Clinicians initially tried to use a goose neck snare to stabilize the dislocated prosthesis but were unable to capture the cuff. Then the “balloon-and-anchor” technique was used, where the stent graft was anchored using a balloon catheter inserted over a guide wire and positioned above the upper end of the prosthesis. This enabled physicians to advance the valve through the aortic cuff and eventually deploy it successfully. The migrated proximal cuff was treated with a thoracic endograft by the vascular surgery team. Thrombotic occlusion of the renal arteries resulting from stent dislodgment was treated with covered stents, leading to restoration of renal perfusion. Repositioning intraluminal maneuvers have been described and have been successful for malpositioned or dislocated aortic endoprostheses, as demonstrated in this case.1,2 Bailout options in such cases consist of emergent surgery if percutaneous maneuvers fail or extensive aortic wall damage is noticed.

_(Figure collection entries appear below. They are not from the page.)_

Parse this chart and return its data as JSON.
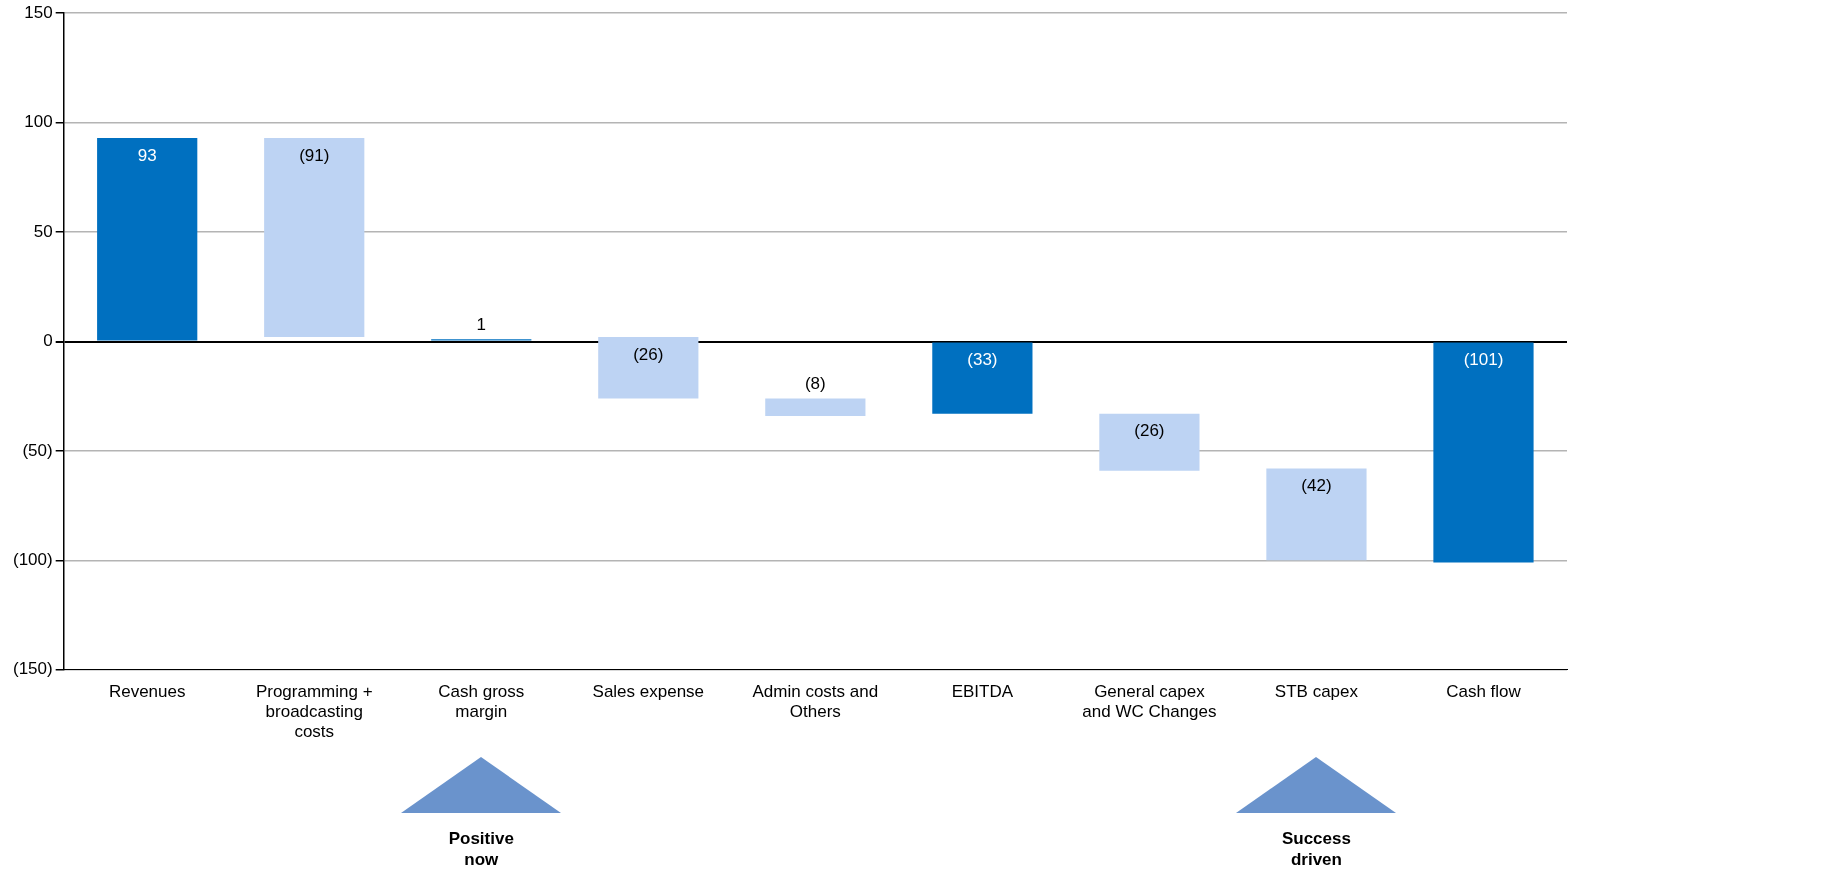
{
  "chart_data": {
    "type": "bar",
    "categories": [
      "Revenues",
      "Programming + broadcasting costs",
      "Cash gross margin",
      "Sales expense",
      "Admin costs and Others",
      "EBITDA",
      "General capex and WC Changes",
      "STB capex",
      "Cash flow"
    ],
    "base": [
      0,
      93,
      0,
      2,
      -26,
      0,
      -33,
      -58,
      0
    ],
    "values": [
      93,
      -91,
      1,
      -28,
      -8,
      -33,
      -26,
      -42,
      -101
    ],
    "value_labels": [
      "93",
      "(91)",
      "1",
      "(26)",
      "(8)",
      "(33)",
      "(26)",
      "(42)",
      "(101)"
    ],
    "colors": [
      "#0070c0",
      "#bdd3f3",
      "#0070c0",
      "#bdd3f3",
      "#bdd3f3",
      "#0070c0",
      "#bdd3f3",
      "#bdd3f3",
      "#0070c0"
    ],
    "ylim": [
      -150,
      150
    ],
    "yticks": [
      {
        "value": -150,
        "label": "(150)"
      },
      {
        "value": -100,
        "label": "(100)"
      },
      {
        "value": -50,
        "label": "(50)"
      },
      0,
      50,
      100,
      150
    ],
    "grid": "y",
    "legend": false,
    "annotations": [
      "Positive now",
      "Success driven"
    ]
  }
}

Retrospectively, such complications can be avoided by carefully moving the sheath or catheters under direct fluoroscopy while advancing through EVAR, ensuring that the tip is free.
Conclusion
The TAVR procedure is a well-established treatment for aortic valve stenosis that has evolved into a minimally invasive, relatively low-risk procedure in most patients. This case report, however, underlines the complexity of the procedure and potential for complications. Collaboration with vascular surgery colleagues is paramount in delivering optimal care.